APOLLINARE, vescovo di Gerapoli. - Preposto alla sede di Gerapoli nella seconda metà del sec. II, autorevole avversario del montanismo nascente.

A., il cui nome era Claudio Apollinare o Apollinario, fiorì ai tempi di Marco Aurelio (161-80), cui indirizzò anche un'apologia per i cristiani; scrisse inoltre cinque libri Ai Greci, cioè contro i pagani, due Sulla verità e due Contro gli Ebrei, altri poi contro i montanisti, e un trattato Della vera religione e uno Sulla Pasqua. Nulla di tutto ciò ci resta, giacché non vi è motivo di attribuirgli la Cohortatio ad Graecos (PG 6, 241-312), né possono essere suoi i tratti di uno scritto antimontanista citato da Eusebio (Hist. Ecc., V, 16-19).

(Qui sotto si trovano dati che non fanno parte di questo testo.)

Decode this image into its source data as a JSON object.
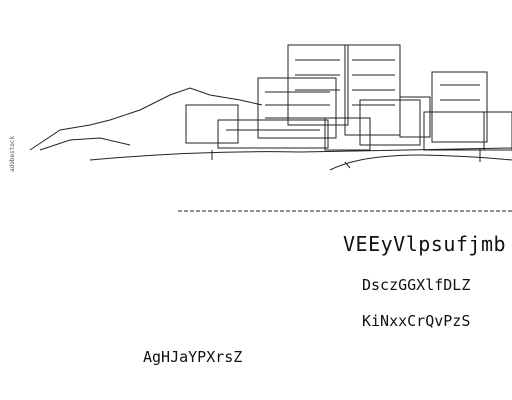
{
  "heading": "VEEyVlpsufjmb",
  "lines": [
    "DsczGGXlfDLZ",
    "KiNxxCrQvPzS"
  ],
  "footer": "AgHJaYPXrsZ"
}
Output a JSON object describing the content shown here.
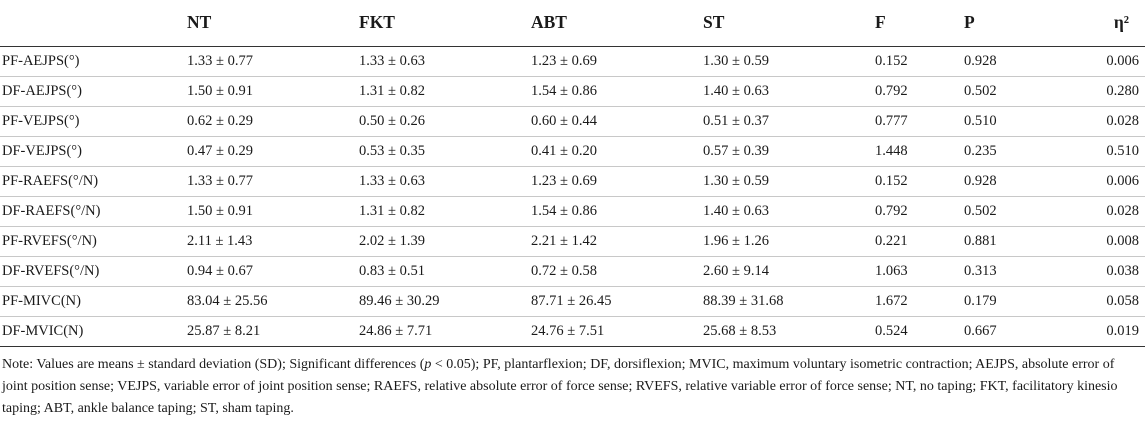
{
  "table": {
    "headers": [
      "",
      "NT",
      "FKT",
      "ABT",
      "ST",
      "F",
      "P",
      "η²"
    ],
    "rows": [
      [
        "PF-AEJPS(°)",
        "1.33 ± 0.77",
        "1.33 ± 0.63",
        "1.23 ± 0.69",
        "1.30 ± 0.59",
        "0.152",
        "0.928",
        "0.006"
      ],
      [
        "DF-AEJPS(°)",
        "1.50 ± 0.91",
        "1.31 ± 0.82",
        "1.54 ± 0.86",
        "1.40 ± 0.63",
        "0.792",
        "0.502",
        "0.280"
      ],
      [
        "PF-VEJPS(°)",
        "0.62 ± 0.29",
        "0.50 ± 0.26",
        "0.60 ± 0.44",
        "0.51 ± 0.37",
        "0.777",
        "0.510",
        "0.028"
      ],
      [
        "DF-VEJPS(°)",
        "0.47 ± 0.29",
        "0.53 ± 0.35",
        "0.41 ± 0.20",
        "0.57 ± 0.39",
        "1.448",
        "0.235",
        "0.510"
      ],
      [
        "PF-RAEFS(°/N)",
        "1.33 ± 0.77",
        "1.33 ± 0.63",
        "1.23 ± 0.69",
        "1.30 ± 0.59",
        "0.152",
        "0.928",
        "0.006"
      ],
      [
        "DF-RAEFS(°/N)",
        "1.50 ± 0.91",
        "1.31 ± 0.82",
        "1.54 ± 0.86",
        "1.40 ± 0.63",
        "0.792",
        "0.502",
        "0.028"
      ],
      [
        "PF-RVEFS(°/N)",
        "2.11 ± 1.43",
        "2.02 ± 1.39",
        "2.21 ± 1.42",
        "1.96 ± 1.26",
        "0.221",
        "0.881",
        "0.008"
      ],
      [
        "DF-RVEFS(°/N)",
        "0.94 ± 0.67",
        "0.83 ± 0.51",
        "0.72 ± 0.58",
        "2.60 ± 9.14",
        "1.063",
        "0.313",
        "0.038"
      ],
      [
        "PF-MIVC(N)",
        "83.04 ± 25.56",
        "89.46 ± 30.29",
        "87.71 ± 26.45",
        "88.39 ± 31.68",
        "1.672",
        "0.179",
        "0.058"
      ],
      [
        "DF-MVIC(N)",
        "25.87 ± 8.21",
        "24.86 ± 7.71",
        "24.76 ± 7.51",
        "25.68 ± 8.53",
        "0.524",
        "0.667",
        "0.019"
      ]
    ]
  },
  "note": {
    "before_italic": "Note: Values are means ± standard deviation (SD); Significant differences (",
    "italic": "p",
    "after_italic": " < 0.05); PF, plantarflexion; DF, dorsiflexion; MVIC, maximum voluntary isometric contraction; AEJPS, absolute error of joint position sense; VEJPS, variable error of joint position sense; RAEFS, relative absolute error of force sense; RVEFS, relative variable error of force sense; NT, no taping; FKT, facilitatory kinesio taping; ABT, ankle balance taping; ST, sham taping."
  }
}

Bibl.: Eusebio. Hist. eccl., IV, 26 seq.: O. Bardenhever, Geschichte der altkirchlichen Literatur, I, 2a ed., Friburgo in Br., 1914, pp. 286-80; P. de Labriolle, s. V. in DHG, III, col. 59; W. Bauer, Rechtgläubigkeit und Ketzerei im ältesten Christentum, Tubinga 1934, pp. 146 seqq.